BMA() and RoBMA() use these prior
distributions inside Bayesian model averaging: they average across
models that include or exclude the effect, heterogeneity, and any
moderators. Each component is then represented by a
spike-and-slab prior distribution: a point prior distribution
at zero (the spike) for the model that excludes the parameter, and a
continuous prior distribution (the slab) for the model that includes
it.
bcg_bma_priors <- BMA(
yi = yi, vi = vi, measure = "RR",
data = bcg, only_priors = TRUE
)
print_prior(bcg_bma_priors)
#> mu:
#> alternative:
#> (1/2) * Normal(0, 1)
#> null:
#> (1/2) * Spike(0)
#> tau:
#> alternative:
#> (1/2) * Normal(0, 0.5)[0, Inf]
#> null:
#> (1/2) * Spike(0)By default, BMA() and RoBMA() include the
null hypothesis (a spike at zero) for every component. Removing it (for
example by passing prior_effect_null = NULL) drops the
no-effect model and yields estimation under an assumed effect rather
than a test of effect versus no effect.
Publication-bias prior distributions describe the bias-adjustment
component (prior_bias) and are independent of the prior
distributions on the effect, heterogeneity, and moderators. Because they
typically attach to specialised single-model fits or to model-averaged
ensembles, the argument-level details are documented in
?publication_bias_prior_specification, with worked examples
in the corresponding vignettes.
For single-model bias adjustment with bPET(),
bPEESE(), or bselmodel(), see the Publication-Bias
Adjustment vignette: it lists the default
prior_bias for each function, the rationale for the
one-sided defaults, and the flexible alternatives that drop the
truncation or the monotonicity constraint. For model-averaged
bias adjustment with RoBMA(), see the Robust Bayesian
Meta-Analysis vignette: it describes the
model_type presets ("PSMA", "PP",
"6w", "2w"), the weight functions and
PET/PEESE components they include, and how to build a custom ensemble
via prior_bias and prior_bias_null.
Specifying prior distributions is a substantive modelling decision rather than a technical detail, and a few principles deserve to be stated explicitly even at the cost of repeating points made above.

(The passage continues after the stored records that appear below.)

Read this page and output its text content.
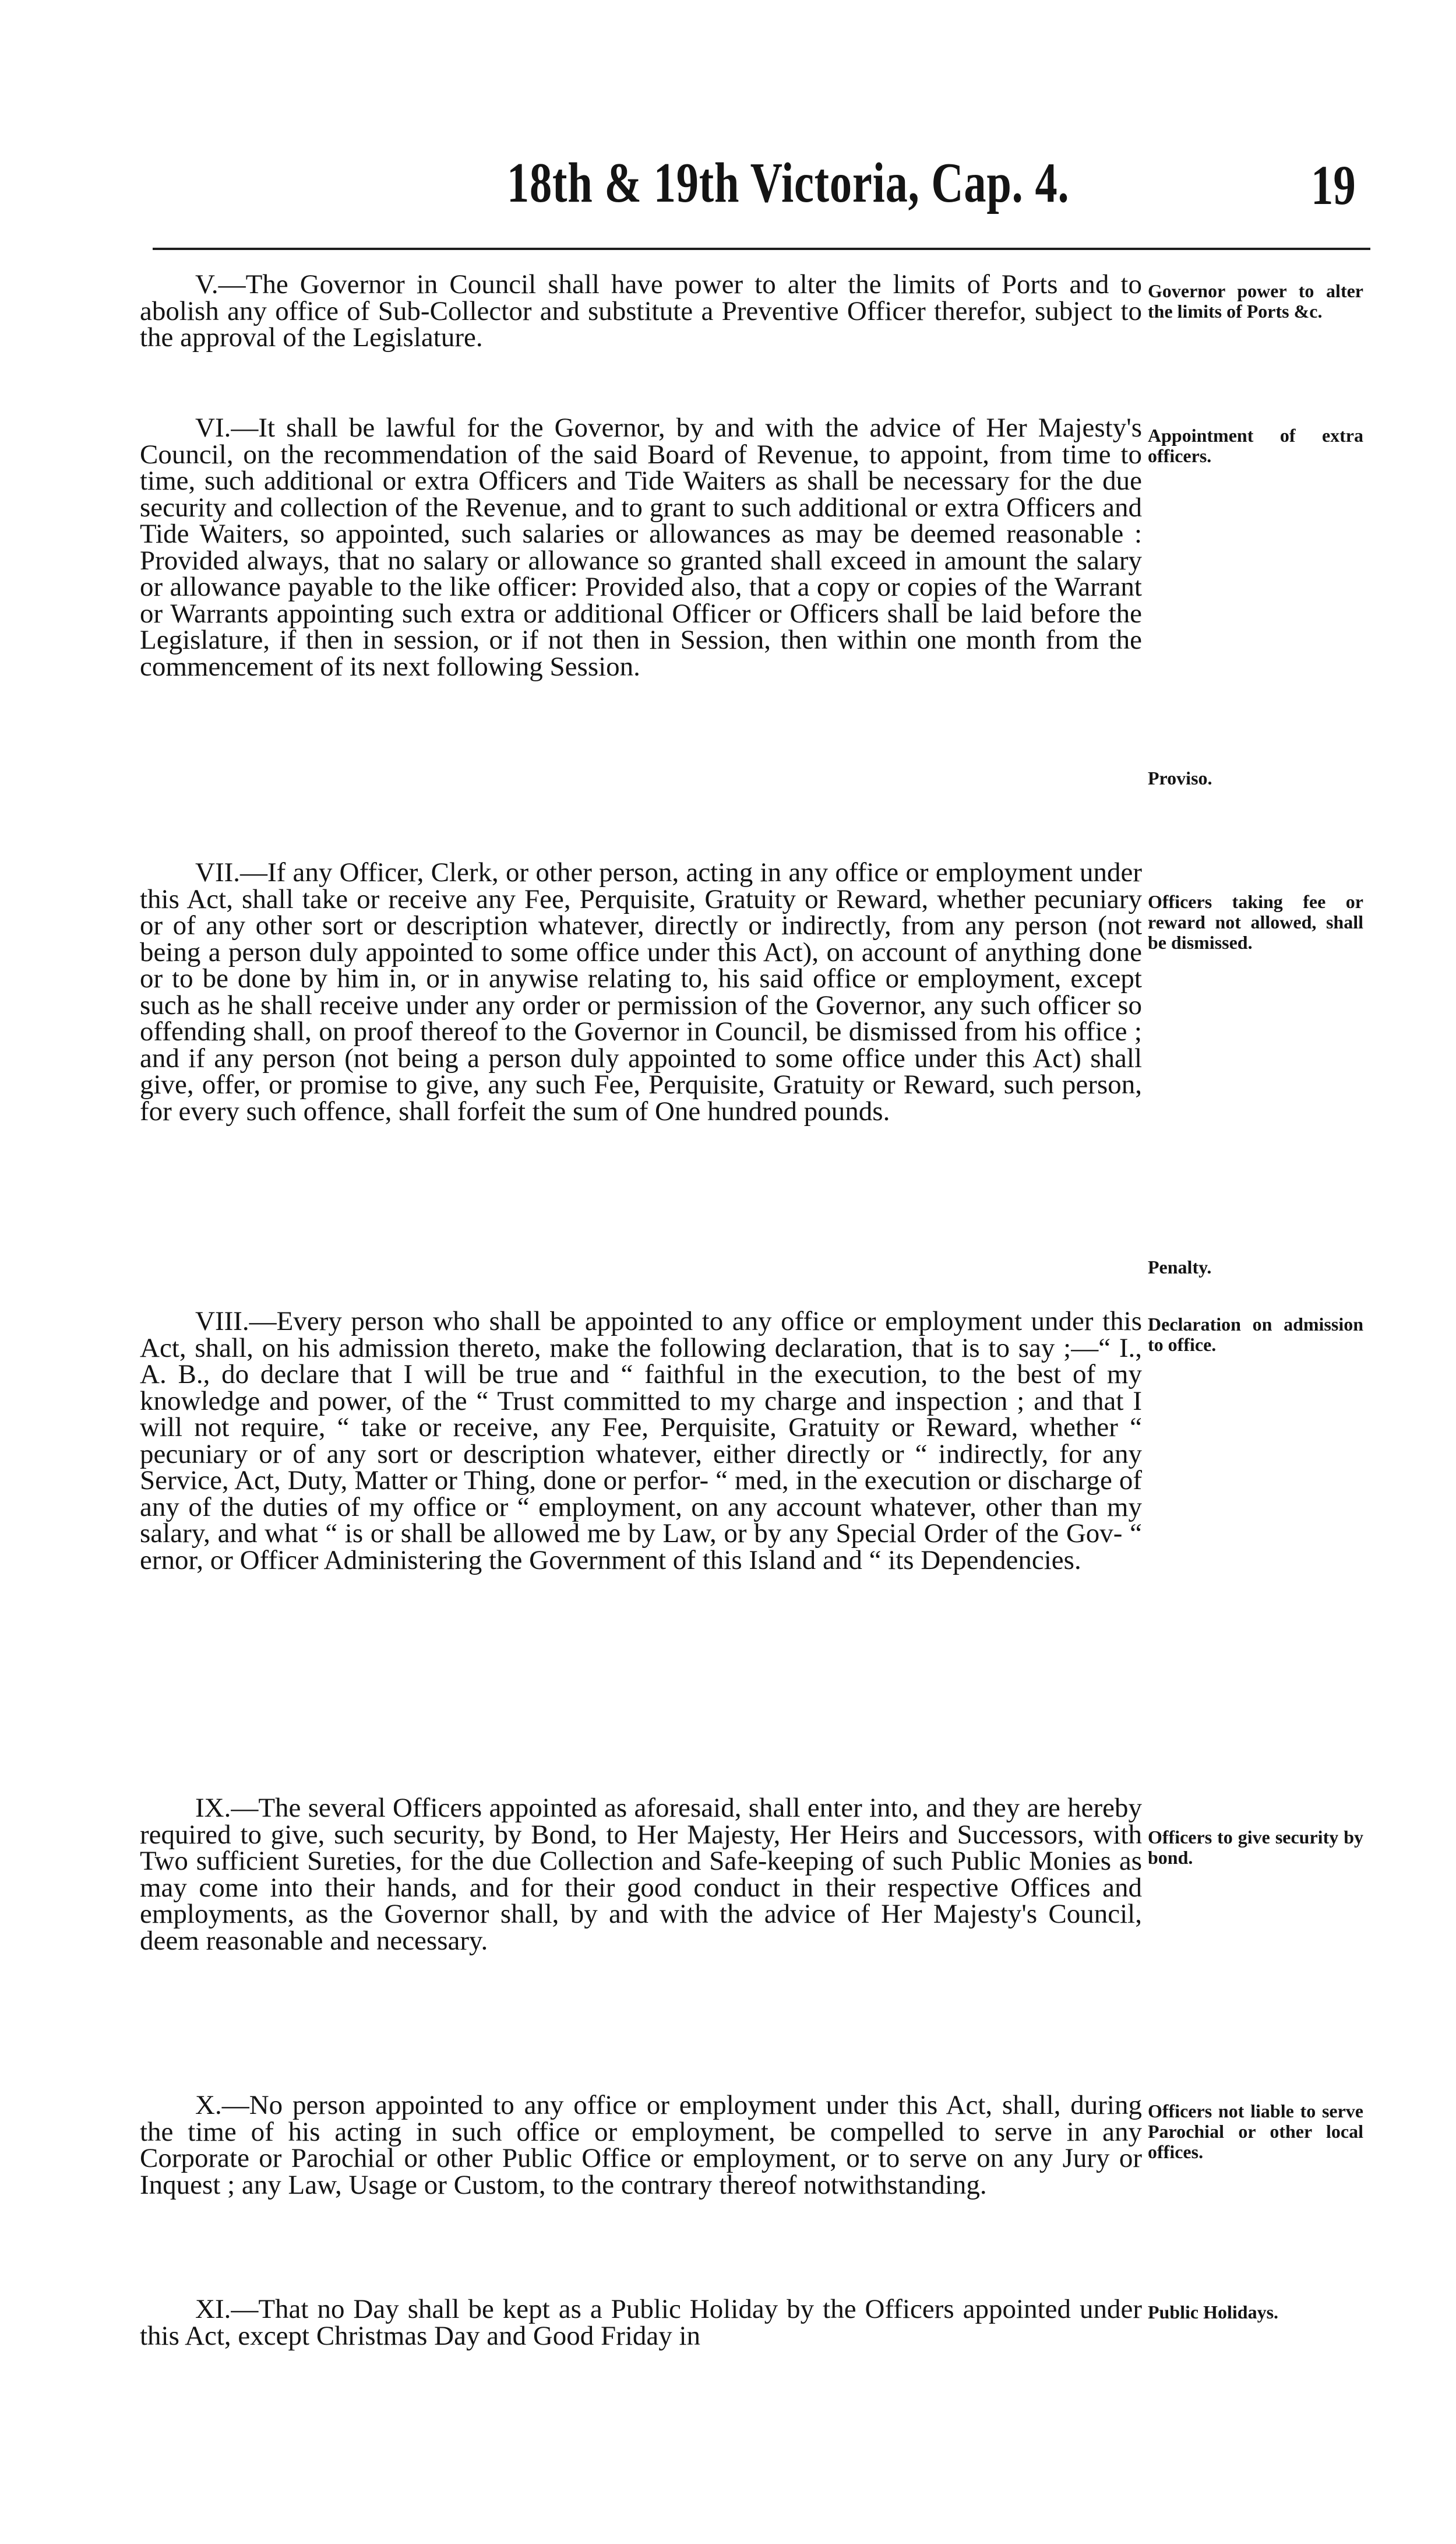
18th & 19th Victoria, Cap. 4.	19

V.—The Governor in Council shall have power to alter the limits of Ports and to abolish any office of Sub-Collector and substitute a Preventive Officer therefor, subject to the approval of the Legislature.

Governor power to alter the limits of Ports &c.

VI.—It shall be lawful for the Governor, by and with the advice of Her Majesty's Council, on the recommendation of the said Board of Revenue, to appoint, from time to time, such additional or extra Officers and Tide Waiters as shall be necessary for the due security and collection of the Revenue, and to grant to such additional or extra Officers and Tide Waiters, so appointed, such salaries or allowances as may be deemed reasonable : Provided always, that no salary or allowance so granted shall exceed in amount the salary or allowance payable to the like officer: Provided also, that a copy or copies of the Warrant or Warrants appointing such extra or additional Officer or Officers shall be laid before the Legislature, if then in session, or if not then in Session, then within one month from the commencement of its next following Session.

Appointment of extra officers.

Proviso.

VII.—If any Officer, Clerk, or other person, acting in any office or employment under this Act, shall take or receive any Fee, Perquisite, Gratuity or Reward, whether pecuniary or of any other sort or description whatever, directly or indirectly, from any person (not being a person duly appointed to some office under this Act), on account of anything done or to be done by him in, or in anywise relating to, his said office or employment, except such as he shall receive under any order or permission of the Governor, any such officer so offending shall, on proof thereof to the Governor in Council, be dismissed from his office ; and if any person (not being a person duly appointed to some office under this Act) shall give, offer, or promise to give, any such Fee, Perquisite, Gratuity or Reward, such person, for every such offence, shall forfeit the sum of One hundred pounds.

Officers taking fee or reward not allowed, shall be dismissed.

Penalty.

VIII.—Every person who shall be appointed to any office or employment under this Act, shall, on his admission thereto, make the following declaration, that is to say ;—“ I., A. B., do declare that I will be true and “ faithful in the execution, to the best of my knowledge and power, of the “ Trust committed to my charge and inspection ; and that I will not require, “ take or receive, any Fee, Perquisite, Gratuity or Reward, whether “ pecuniary or of any sort or description whatever, either directly or “ indirectly, for any Service, Act, Duty, Matter or Thing, done or perfor- “ med, in the execution or discharge of any of the duties of my office or “ employment, on any account whatever, other than my salary, and what “ is or shall be allowed me by Law, or by any Special Order of the Gov- “ ernor, or Officer Administering the Government of this Island and “ its Dependencies.

Declaration on admission to office.

IX.—The several Officers appointed as aforesaid, shall enter into, and they are hereby required to give, such security, by Bond, to Her Majesty, Her Heirs and Successors, with Two sufficient Sureties, for the due Collection and Safe-keeping of such Public Monies as may come into their hands, and for their good conduct in their respective Offices and employments, as the Governor shall, by and with the advice of Her Majesty's Council, deem reasonable and necessary.

Officers to give security by bond.

X.—No person appointed to any office or employment under this Act, shall, during the time of his acting in such office or employment, be compelled to serve in any Corporate or Parochial or other Public Office or employment, or to serve on any Jury or Inquest ; any Law, Usage or Custom, to the contrary thereof notwithstanding.

Officers not liable to serve Parochial or other local offices.

XI.—That no Day shall be kept as a Public Holiday by the Officers appointed under this Act, except Christmas Day and Good Friday in

Public Holidays.
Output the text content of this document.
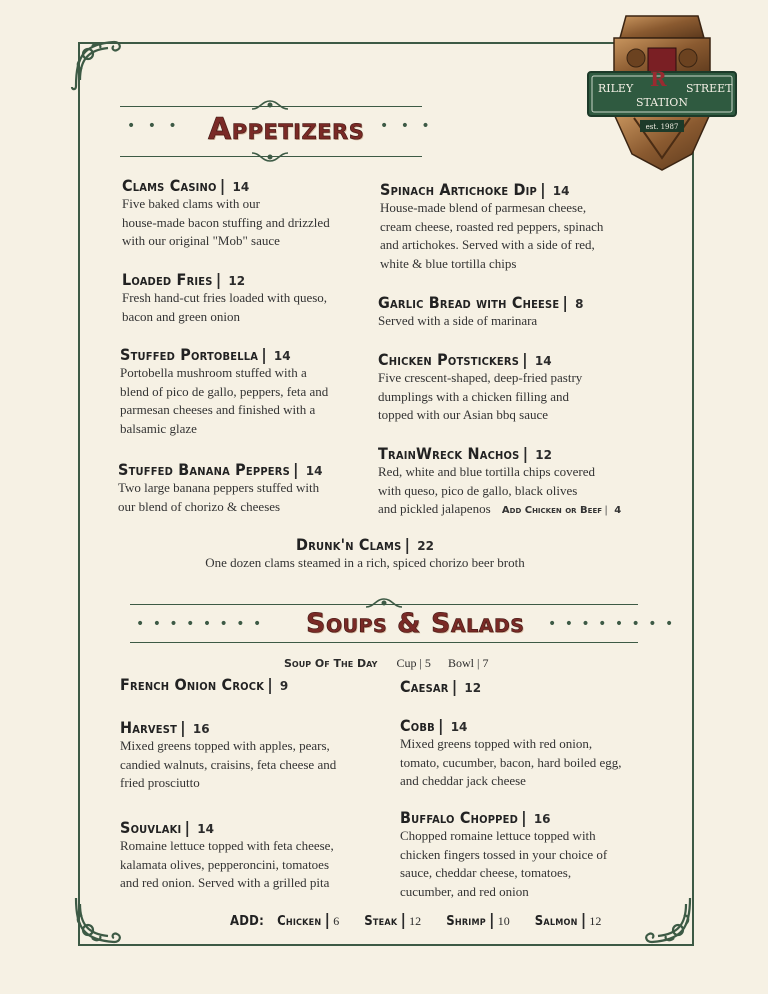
RILEY	STREET
STATION
R
est. 1987
• • • Appetizers • • •
Clams Casino | 14
Five baked clams with our
house-made bacon stuffing and drizzled
with our original "Mob" sauce
Loaded Fries | 12
Fresh hand-cut fries loaded with queso,
bacon and green onion
Stuffed Portobella | 14
Portobella mushroom stuffed with a
blend of pico de gallo, peppers, feta and
parmesan cheeses and finished with a
balsamic glaze
Stuffed Banana Peppers | 14
Two large banana peppers stuffed with
our blend of chorizo & cheeses
Spinach Artichoke Dip | 14
House-made blend of parmesan cheese,
cream cheese, roasted red peppers, spinach
and artichokes. Served with a side of red,
white & blue tortilla chips
Garlic Bread with Cheese | 8
Served with a side of marinara
Chicken Potstickers | 14
Five crescent-shaped, deep-fried pastry
dumplings with a chicken filling and
topped with our Asian bbq sauce
TrainWreck Nachos | 12
Red, white and blue tortilla chips covered
with queso, pico de gallo, black olives
and pickled jalapenos Add Chicken or Beef | 4
Drunk'n Clams | 22
One dozen clams steamed in a rich, spiced chorizo beer broth
• • • • • • • • Soups & Salads • • • • • • • •
Soup Of The Day Cup | 5 Bowl | 7
French Onion Crock | 9
Harvest | 16
Mixed greens topped with apples, pears,
candied walnuts, craisins, feta cheese and
fried prosciutto
Souvlaki | 14
Romaine lettuce topped with feta cheese,
kalamata olives, pepperoncini, tomatoes
and red onion. Served with a grilled pita
Caesar | 12
Cobb | 14
Mixed greens topped with red onion,
tomato, cucumber, bacon, hard boiled egg,
and cheddar jack cheese
Buffalo Chopped | 16
Chopped romaine lettuce topped with
chicken fingers tossed in your choice of
sauce, cheddar cheese, tomatoes,
cucumber, and red onion
ADD: Chicken | 6 Steak | 12 Shrimp | 10 Salmon | 12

Wide prior distributions are not “uninformative” in testing or model averaging. A very wide prior distribution on the alternative can look like a conservative choice for estimation, but it strongly biases hypothesis tests in favour of the null and shrinks model-averaged estimates toward zero, because the alternative model receives little posterior probability. Bayes factors and model-averaged inference depend on the prior distribution under the alternative just as much as on the data.
Report everything. Fully report the prior distributions. Run a prior sensitivity analysis by re-fitting under at least one alternative reasonable prior distribution; if the conclusions are robust, the analysis stands on firmer ground.
Decide prior distributions before looking at the data. Preregistering the analysis plan, including the prior distributions, avoids the temptation to tune prior distributions after seeing partial results and keeps the inference honestly Bayesian.